Hospitable words, but delivered in a tone of indifference as if the man’s thoughts were on something else, something that had nothing to do with us, yet which our intrusion had somehow affected.

Carter was back in a few moments with a sou’wester on his head and a sailor’s oilskin coat, and an old raincoat for me. We took the car to use as an ambulance and also to give us what shelter we could get. Carter didn’t like any part of operation rescue. He made that obvious. He was a taciturn individual and his conversation consisted mainly of grunts with a belated “sir” when he thought of it. The centre of the disturbance was moving away out to sea, the flashes of lightning were decreasing in number and brilliance, the pealing of thunder diminishing slightly and taking longer to follow the lightning. But the rain continued to pour down on us in a steady torrent and the wind howled and tore at us with unabated viciousness.

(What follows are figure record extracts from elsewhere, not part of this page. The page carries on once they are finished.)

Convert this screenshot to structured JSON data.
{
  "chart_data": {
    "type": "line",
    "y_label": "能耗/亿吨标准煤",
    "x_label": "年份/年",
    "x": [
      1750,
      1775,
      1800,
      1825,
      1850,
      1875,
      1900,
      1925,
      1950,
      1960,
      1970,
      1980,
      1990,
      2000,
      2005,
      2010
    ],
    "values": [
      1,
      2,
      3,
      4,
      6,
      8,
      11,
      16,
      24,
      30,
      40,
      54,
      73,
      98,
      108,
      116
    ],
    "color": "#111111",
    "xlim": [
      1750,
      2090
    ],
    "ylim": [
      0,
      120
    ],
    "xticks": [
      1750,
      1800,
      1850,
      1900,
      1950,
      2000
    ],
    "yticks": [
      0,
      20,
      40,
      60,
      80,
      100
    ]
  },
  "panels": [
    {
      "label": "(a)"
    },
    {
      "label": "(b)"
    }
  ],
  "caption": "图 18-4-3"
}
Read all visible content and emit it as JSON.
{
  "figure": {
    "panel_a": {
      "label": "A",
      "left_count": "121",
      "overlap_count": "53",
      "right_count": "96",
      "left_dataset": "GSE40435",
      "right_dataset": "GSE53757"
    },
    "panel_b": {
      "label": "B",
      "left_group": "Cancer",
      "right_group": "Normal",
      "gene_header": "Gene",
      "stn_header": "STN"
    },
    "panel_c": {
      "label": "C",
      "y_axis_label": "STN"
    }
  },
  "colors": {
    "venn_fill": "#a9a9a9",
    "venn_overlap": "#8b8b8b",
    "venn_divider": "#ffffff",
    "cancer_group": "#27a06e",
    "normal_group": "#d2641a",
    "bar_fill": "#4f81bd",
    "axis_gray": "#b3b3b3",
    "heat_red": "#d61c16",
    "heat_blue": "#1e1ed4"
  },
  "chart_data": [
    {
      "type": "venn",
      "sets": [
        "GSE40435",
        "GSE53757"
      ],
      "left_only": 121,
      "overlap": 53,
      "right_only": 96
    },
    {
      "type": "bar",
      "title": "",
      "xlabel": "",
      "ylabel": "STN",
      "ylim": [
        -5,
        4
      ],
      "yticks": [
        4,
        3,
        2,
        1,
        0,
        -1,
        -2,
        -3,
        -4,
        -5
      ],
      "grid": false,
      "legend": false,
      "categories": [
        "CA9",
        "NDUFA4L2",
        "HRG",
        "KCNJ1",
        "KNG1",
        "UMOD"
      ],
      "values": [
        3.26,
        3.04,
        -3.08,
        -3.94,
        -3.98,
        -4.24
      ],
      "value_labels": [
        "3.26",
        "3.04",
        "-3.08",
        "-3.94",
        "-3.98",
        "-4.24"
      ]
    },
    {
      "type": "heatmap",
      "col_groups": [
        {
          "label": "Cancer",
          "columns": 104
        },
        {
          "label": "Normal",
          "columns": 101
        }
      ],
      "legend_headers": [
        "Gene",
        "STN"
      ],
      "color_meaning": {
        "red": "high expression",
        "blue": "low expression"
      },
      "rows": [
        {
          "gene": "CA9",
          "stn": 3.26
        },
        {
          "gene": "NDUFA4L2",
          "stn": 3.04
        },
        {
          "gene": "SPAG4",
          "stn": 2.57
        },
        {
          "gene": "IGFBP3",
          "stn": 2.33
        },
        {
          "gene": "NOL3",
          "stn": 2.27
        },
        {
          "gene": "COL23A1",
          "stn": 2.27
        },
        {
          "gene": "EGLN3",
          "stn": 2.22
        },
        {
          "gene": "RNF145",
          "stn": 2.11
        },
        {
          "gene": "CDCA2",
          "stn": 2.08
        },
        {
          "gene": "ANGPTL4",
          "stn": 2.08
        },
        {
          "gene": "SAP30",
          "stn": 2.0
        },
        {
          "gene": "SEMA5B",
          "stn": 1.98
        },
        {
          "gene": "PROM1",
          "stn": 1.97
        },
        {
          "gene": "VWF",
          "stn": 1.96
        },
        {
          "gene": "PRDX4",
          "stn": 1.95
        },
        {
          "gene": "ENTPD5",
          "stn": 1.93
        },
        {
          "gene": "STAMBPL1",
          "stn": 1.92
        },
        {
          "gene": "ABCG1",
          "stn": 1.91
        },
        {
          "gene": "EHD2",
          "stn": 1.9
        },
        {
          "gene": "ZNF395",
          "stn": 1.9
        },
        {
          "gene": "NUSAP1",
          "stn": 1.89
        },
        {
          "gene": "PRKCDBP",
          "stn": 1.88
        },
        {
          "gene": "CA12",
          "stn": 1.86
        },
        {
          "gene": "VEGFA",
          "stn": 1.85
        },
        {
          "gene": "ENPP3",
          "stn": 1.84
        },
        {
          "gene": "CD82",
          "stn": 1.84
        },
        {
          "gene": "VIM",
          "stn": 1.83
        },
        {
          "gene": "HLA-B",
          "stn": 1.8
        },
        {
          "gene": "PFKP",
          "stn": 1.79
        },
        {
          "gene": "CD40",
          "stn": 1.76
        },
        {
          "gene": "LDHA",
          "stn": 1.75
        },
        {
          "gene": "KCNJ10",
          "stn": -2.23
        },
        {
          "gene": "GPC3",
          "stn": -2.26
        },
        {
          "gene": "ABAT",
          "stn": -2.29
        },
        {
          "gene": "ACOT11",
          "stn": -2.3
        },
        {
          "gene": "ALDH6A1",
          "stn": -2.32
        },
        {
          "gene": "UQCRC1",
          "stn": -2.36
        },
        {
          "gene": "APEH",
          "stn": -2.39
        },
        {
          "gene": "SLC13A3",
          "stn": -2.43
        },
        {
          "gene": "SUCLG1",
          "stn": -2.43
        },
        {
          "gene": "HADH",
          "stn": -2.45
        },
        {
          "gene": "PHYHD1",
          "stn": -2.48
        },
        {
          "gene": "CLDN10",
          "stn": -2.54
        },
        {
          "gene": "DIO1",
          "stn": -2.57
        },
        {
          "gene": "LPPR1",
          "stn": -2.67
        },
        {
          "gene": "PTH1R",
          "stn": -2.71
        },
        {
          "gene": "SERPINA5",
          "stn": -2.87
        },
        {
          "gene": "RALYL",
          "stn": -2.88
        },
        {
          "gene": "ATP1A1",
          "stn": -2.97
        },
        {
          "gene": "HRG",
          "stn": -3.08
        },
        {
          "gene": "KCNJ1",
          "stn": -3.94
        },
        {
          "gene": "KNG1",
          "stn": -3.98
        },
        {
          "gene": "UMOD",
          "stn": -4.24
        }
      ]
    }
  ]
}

I drew up at the bridge and took Carter to the edge of the miniature cliff. The man was still down there below lying just as I’d left him. Carter grunted and used his flashlight. We clawed and fumbled our way down and Carter shone the light full on the face of the unknown. The man was of average height, compactly built and, except that he was still unconscious, in good physical condition.

Somehow or another, heaving and straining and slipping on the rain-greasy rocks, we hoisted him to the top and packed him like a shapeless bundle into the car. And again I drove up to the front door of Ghost House. Ingalls, on the look-out for us, opened the door, examined the man’s face intently and told Carter to carry him upstairs to a spare bedroom. Carter carried him easily and apparently without effort, and the front door closed behind us shutting out the wind and the rain, the thunder and the now far-off intermittent flashes of lightning.

And in the calm of that unexpected sanctuary, for the first time in what had seemed hours of battling with the storm outside, I began to think about the house and the people in it.